Back on Earth, Gramps, Nat’s mom (Kelly Ripa) and other allies scramble to foil a sabotage plot by jealous Russian agent flies — the insect world has its own spies, you see — the enemy operatives (with Tim Curry and Ed Begley Jr. providing voices) aiming to wreck Apollo 11’s homecoming.

Other voice stars include Nicollette Sheridan, Adrienne Barbeau and Robert Patrick.

The 3-D animation is impressive, the insects and the rocket floating off the screen and appearing close enough to touch. Stassen never falls back on cheap tricks, refraining from ramming the 3-D images into viewers’ laps the way gimmicky, old-style 3-D movies did.

It makes for a virtual lesson for young children on the moon landing, though the slow, sometimes plodding action may leave them squirming and fiddling with their 3-D glasses.

The poky space travel depicted here is far more realistic than the hyperkinetic variety in “WALL-E,” but kids being kids, they may wonder why NASA’s craft lumber along at such a crawl.

Of course, science goes out the window when it comes to the flies themselves. Flies live only a few weeks, so our young heroes would grow to adulthood during the weeklong mission. And what’s Gramps doing still alive 30-some years after flying with Earhart?

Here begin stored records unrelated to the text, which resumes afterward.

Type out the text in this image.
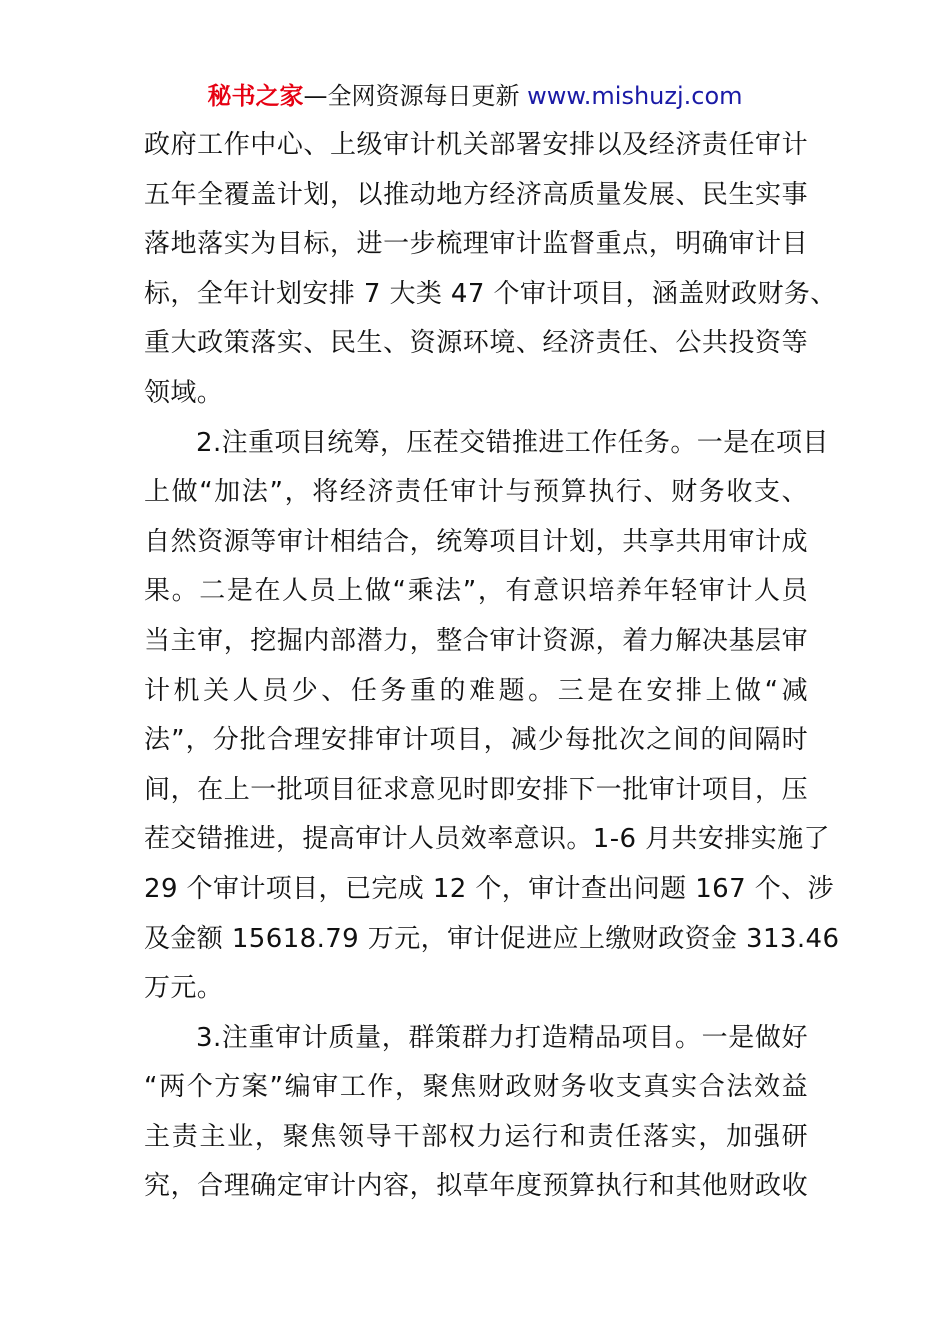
秘书之家—全网资源每日更新 www.mishuzj.com
政府工作中心、上级审计机关部署安排以及经济责任审计
五年全覆盖计划，以推动地方经济高质量发展、民生实事
落地落实为目标，进一步梳理审计监督重点，明确审计目
标，全年计划安排 7 大类 47 个审计项目，涵盖财政财务、
重大政策落实、民生、资源环境、经济责任、公共投资等
领域。
2.注重项目统筹，压茬交错推进工作任务。一是在项目
上做“加法”，将经济责任审计与预算执行、财务收支、
自然资源等审计相结合，统筹项目计划，共享共用审计成
果。二是在人员上做“乘法”，有意识培养年轻审计人员
当主审，挖掘内部潜力，整合审计资源，着力解决基层审
计机关人员少、任务重的难题。三是在安排上做“减
法”，分批合理安排审计项目，减少每批次之间的间隔时
间，在上一批项目征求意见时即安排下一批审计项目，压
茬交错推进，提高审计人员效率意识。1-6 月共安排实施了
29 个审计项目，已完成 12 个，审计查出问题 167 个、涉
及金额 15618.79 万元，审计促进应上缴财政资金 313.46
万元。
3.注重审计质量，群策群力打造精品项目。一是做好
“两个方案”编审工作，聚焦财政财务收支真实合法效益
主责主业，聚焦领导干部权力运行和责任落实，加强研
究，合理确定审计内容，拟草年度预算执行和其他财政收
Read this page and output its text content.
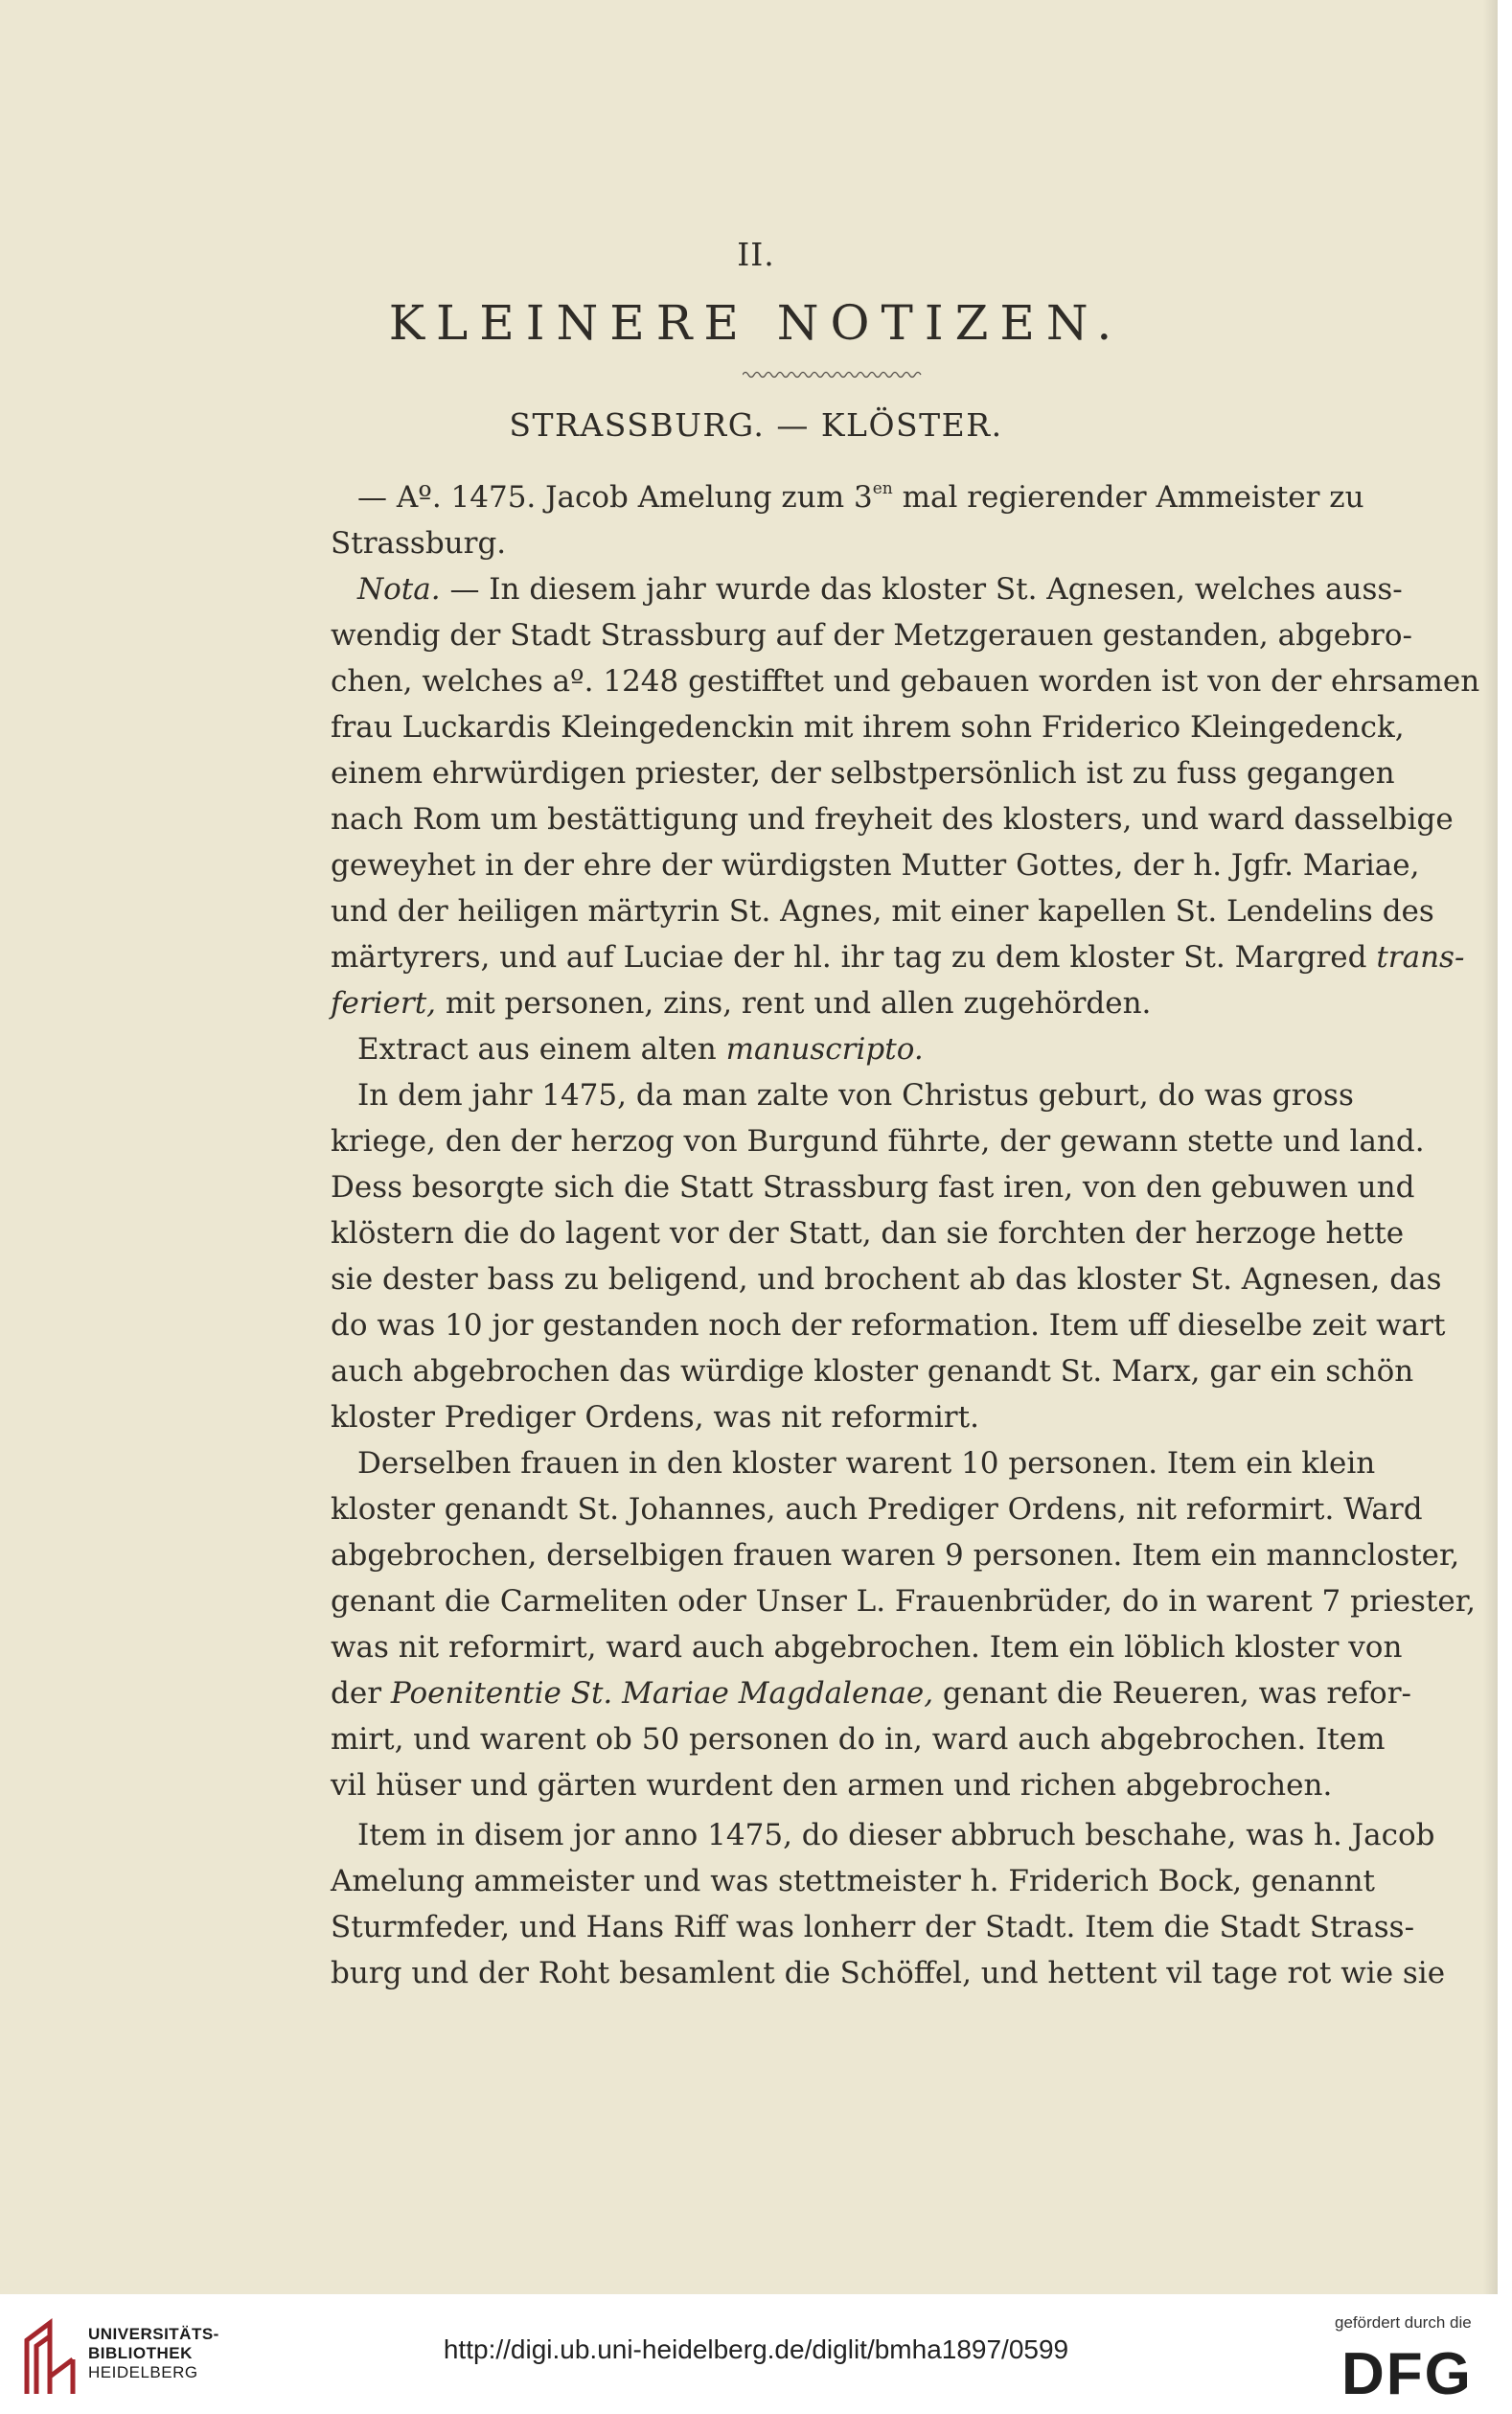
II.
KLEINERE NOTIZEN.
STRASSBURG. — KLÖSTER.
— Aº. 1475. Jacob Amelung zum $3^{en}$ mal regierender Ammeister zu
Strassburg.
Nota. — In diesem jahr wurde das kloster St. Agnesen, welches auss-
wendig der Stadt Strassburg auf der Metzgerauen gestanden, abgebro-
chen, welches aº. 1248 gestifftet und gebauen worden ist von der ehrsamen
frau Luckardis Kleingedenckin mit ihrem sohn Friderico Kleingedenck,
einem ehrwürdigen priester, der selbstpersönlich ist zu fuss gegangen
nach Rom um bestättigung und freyheit des klosters, und ward dasselbige
geweyhet in der ehre der würdigsten Mutter Gottes, der h. Jgfr. Mariae,
und der heiligen märtyrin St. Agnes, mit einer kapellen St. Lendelins des
märtyrers, und auf Luciae der hl. ihr tag zu dem kloster St. Margred trans-
feriert, mit personen, zins, rent und allen zugehörden.
Extract aus einem alten manuscripto.
In dem jahr 1475, da man zalte von Christus geburt, do was gross
kriege, den der herzog von Burgund führte, der gewann stette und land.
Dess besorgte sich die Statt Strassburg fast iren, von den gebuwen und
klöstern die do lagent vor der Statt, dan sie forchten der herzoge hette
sie dester bass zu beligend, und brochent ab das kloster St. Agnesen, das
do was 10 jor gestanden noch der reformation. Item uff dieselbe zeit wart
auch abgebrochen das würdige kloster genandt St. Marx, gar ein schön
kloster Prediger Ordens, was nit reformirt.
Derselben frauen in den kloster warent 10 personen. Item ein klein
kloster genandt St. Johannes, auch Prediger Ordens, nit reformirt. Ward
abgebrochen, derselbigen frauen waren 9 personen. Item ein manncloster,
genant die Carmeliten oder Unser L. Frauenbrüder, do in warent 7 priester,
was nit reformirt, ward auch abgebrochen. Item ein löblich kloster von
der Poenitentie St. Mariae Magdalenae, genant die Reueren, was refor-
mirt, und warent ob 50 personen do in, ward auch abgebrochen. Item
vil hüser und gärten wurdent den armen und richen abgebrochen.
Item in disem jor anno 1475, do dieser abbruch beschahe, was h. Jacob
Amelung ammeister und was stettmeister h. Friderich Bock, genannt
Sturmfeder, und Hans Riff was lonherr der Stadt. Item die Stadt Strass-
burg und der Roht besamlent die Schöffel, und hettent vil tage rot wie sie
UNIVERSITÄTS-
BIBLIOTHEK
HEIDELBERG
http://digi.ub.uni-heidelberg.de/diglit/bmha1897/0599
gefördert durch die
DFG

Then there are the maggots — really disgusting little squirmers in real life, adorable bundles of joy here. But we’re nitpicking.

Aldrin shows up in a brief live-action moment at the end to set the record straight on this whole question of astro-flies, his segment and its aftermath providing a nice chuckle.

An OK launch to the wave of 3-D animation coming to regular theaters in the next few years, “Fly Me to the Moon” ultimately is as harmless as a fly — and not much more interesting than watching one buzz against a windowpane.